Les familiers de l’œuvre d’Henri Bosco reconnaissent dans le Luberon l’un de ces hauts lieux dont la littérature a fait son terrain de jeu,
à l’égal de l’Ardenne d’André Dhôtel et de la Lotharingie de Jean-Claude Pirotte. Lieux entièrement imaginaires, bien entendu, dont la visite effective n’apporte le plus souvent qu’amères désillusions. C’est particulièrement le cas du Luberon, depuis longtemps colonisé par les riches, où l’on peine à retrouver quoi que ce soit de l’émerveillement que procurait la lecture de L’âne culotte et de Hyacinte.

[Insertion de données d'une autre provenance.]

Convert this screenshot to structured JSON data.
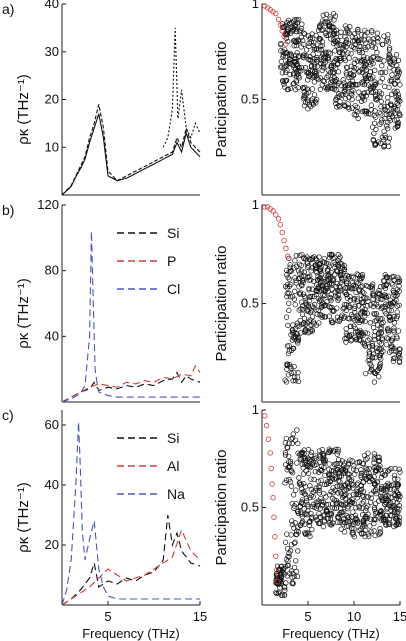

Il résiste, pourtant, de toute la force de ses vieux calcaires et, même tavelé de villas, même parcouru de 4X4, parle encore au rêveur cette belle langue d’eau rare et de vent qui, depuis Le Sanglier, l’a mis hors du temps, sous la protection des poètes.
Le dit du Mistral est le récit de cette lutte.
Cela commence par un orage. La pluie provoque un éboulement dans le champ de monsieur Sécaillat, voisin du narrateur. Des tessons de poterie sont mis à jour. En toute illégalité, les deux compères dégagent de nombreux vestiges de ce qui ressemble à de longues trompes de terre cuite et, surtout, l’effigie sculptée d’une femme qui s’avère veiller sur une antique source gauloise. « Ici, l’eau est d’or », et la source devient d’autant plus précieuse qu’elle provoque chez le narrateur d’étranges prémonitions, qui le relient directement à la mémoire de la montagne, tributaire du Mistral, ce terrible joueur descendu du Ventoux. Mais voilà que les autorités s’en mêlent, la source risque d’être découverte, monsieur Sécaillat songe à l’occulter…
Olivier Mak-Bouchard, dont c’est là le premier roman, a paraît-il grandi dans le Luberon. On lui prêtera donc des connexions particulières, des accointances avec ce bout de montagne, une sensibilité vernaculaire qui, d’entrée de jeu, exempte la Provence de son fardeau de lavande, de pétanque et de pastaga. La sienne est toute de rocaille et de vent, le gel y peut faire craquer les pierres et la pluie, en un instant, transforme un « petit rataillon (…) en fleuve Amazone, aussi large que violent. » Le Mistral y est aimable quand il veut jouer mais, selon qu’il souffle trois, six ou neuf jours, se change en « rebrousse-chapeau », « mistralas » ou bien « voix de tempête » à retourner les portières. En un mot, sa Provence est légendaire, comme l’était celle de Bosco, de Giono, de ce Joseph d’Arbaud qu’il ne cite pas mais dont la Bête a manifestement quitté le Vaccarès pour hanter les falaises du Luberon.
Cependant, la force principale de ce roman, c’est qu’il n’essaye pas d’imiter ses modèles. Ni le style épique de Giono, ni le classicisme de Bosco ne sont ici pastichés. À l’inverse d’un Marc Graciano, par exemple, Olivier Mak-Bouchard ne cherche pas à inventer une langue atemporelle, dont les scansions et les nobles tournures seraient porteuses de mythe. La sienne est résolument familière, banale et n’habite pas une vieille maison. Fait-il appel à la tradition ? c’est avec la bonhomie sans apprêt de qui vous en conte une bien bonne au passage. C’est peut-être ce ton résolument « classe moyenne » qui donne au roman son aspect le plus marquant, lorsque s’y invitent les forces sauvages, chtoniennes, déclenchées par la découverte de la source. Contraste saisissant, du blanc au noir que, plus qu’aucun autre personnage, incarne le Hussard, ce chat omniprésent comme un retour du refoulé, toujours là au bon moment, gardien baladeur et taiseux d’une montagne en mal de dieux.
La magie est toujours là, sous-jacente à notre monde prosaïque, et tout le talent d’Olivier Mak-Bouchard est de parvenir à relier pleinement ces deux mondes sans en faire des caisses. Sans en rajouter dans l’élégie – devenue lassante à force de « nature writing » obligatoire – il s’inscrit, avec tout le naturel d’un habitant de ces lieux, comme l’héritier légitime des écrivains qu’il admire.